Kaplan-Meier curves for percentage of eyes losing ≥ 15 letters from time of DPED detection for eyes with central DPED Footnotes: DPED = drusenoid pigment epithelial detachment; CGA = central geographic atrophy; NV-AMD = neovascular age-related macular degeneration; AMD = age-related macular degeneration. Analyses exclude the 18 eyes with DPED located greater than 500 μ m away from the fovea.

Figure 5:

These fundus photographs demonstrate the natural course of bilateral drusenoid pigment epithelial detachments of an AREDS2 participant who was a 61 year old white female. Baseline fundus photographs of both eyes (Figures 5A [right eye] and B [left eye]) showed presence of bilateral, confluent large drusen. Visual acuities were 20/16 and 20/25, right and left eyes respectively. At one year follow-up, bilateral DPEDs were detected and the fundus photographs demonstrated elevated mounds of confluent drusen (Figures 5C and D) and retinal pigment epithelial hyperpigmentary changes (Figure 5C). The visual acuities were 20/25 and 20/30, right and left eyes respectively. Both DPEDs began to regress one year later (Figures 5E and F), giving way to geographic atrophy in the right eye (Figure 5E) and the development of retinal pigmentary changes in the left eye (Figure 5F). Further changes of geographic atrophy are seen in both eyes through the next 2 years of follow-up (Figures 5G, H, I and J).

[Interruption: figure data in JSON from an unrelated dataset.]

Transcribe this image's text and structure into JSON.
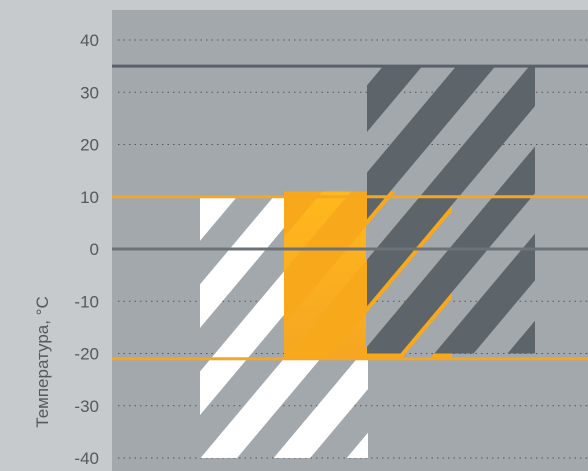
{
  "chart_data": {
    "type": "bar",
    "ylabel": "Температура, °C",
    "ylim": [
      -40,
      40
    ],
    "yticks": [
      40,
      30,
      20,
      10,
      0,
      -10,
      -20,
      -30,
      -40
    ],
    "grid": true,
    "reference_lines": [
      {
        "value": 35,
        "color": "#5a6168"
      },
      {
        "value": 10,
        "color": "#f5a623"
      },
      {
        "value": 0,
        "color": "#6c7378"
      },
      {
        "value": -21,
        "color": "#f5a623"
      }
    ],
    "series": [
      {
        "pattern": "white-stripes",
        "color": "#ffffff",
        "low": -40,
        "high": 10
      },
      {
        "pattern": "orange",
        "color": "#f7a81b",
        "low": -21,
        "high": 11
      },
      {
        "pattern": "dark-stripes",
        "color": "#5d646a",
        "low": -20,
        "high": 35
      }
    ]
  },
  "colors": {
    "page_bg": "#c7cacc",
    "plot_bg": "#a3a8ad",
    "grid": "#55595c",
    "accent": "#f5a623",
    "dark": "#5d646a"
  }
}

Visual acuities remained 20/25 and 20/30, right and left eyes, respectively throughout the entire follow-up as the fovea was preserved in both eyes.

Figure 6:

This 65 year old man developed drusenoid pigment epithelial detachment in his left eye in year 2 of his follow up with visual acuity of 20/40. The DPED resulted in central geographic atrophy 1 years later, with visual acuity ot 20/250.

Figure 7:

This 81 year white female had baseline large drusen (Figure 7A) which increased in area (Figure 7B) over the next year. Drusenoid pigment epithelial detachment (DPED) was detected in year 4 of the study (Figure 7C) and the regression of the DPED was accompanied by the progression to neovascular AMD 2 years later (Figure 7D). Anti-vascular endothelial growth factor therapy was administered. Visual acuity remained, on the average, around 20/30 throughout the course of the study.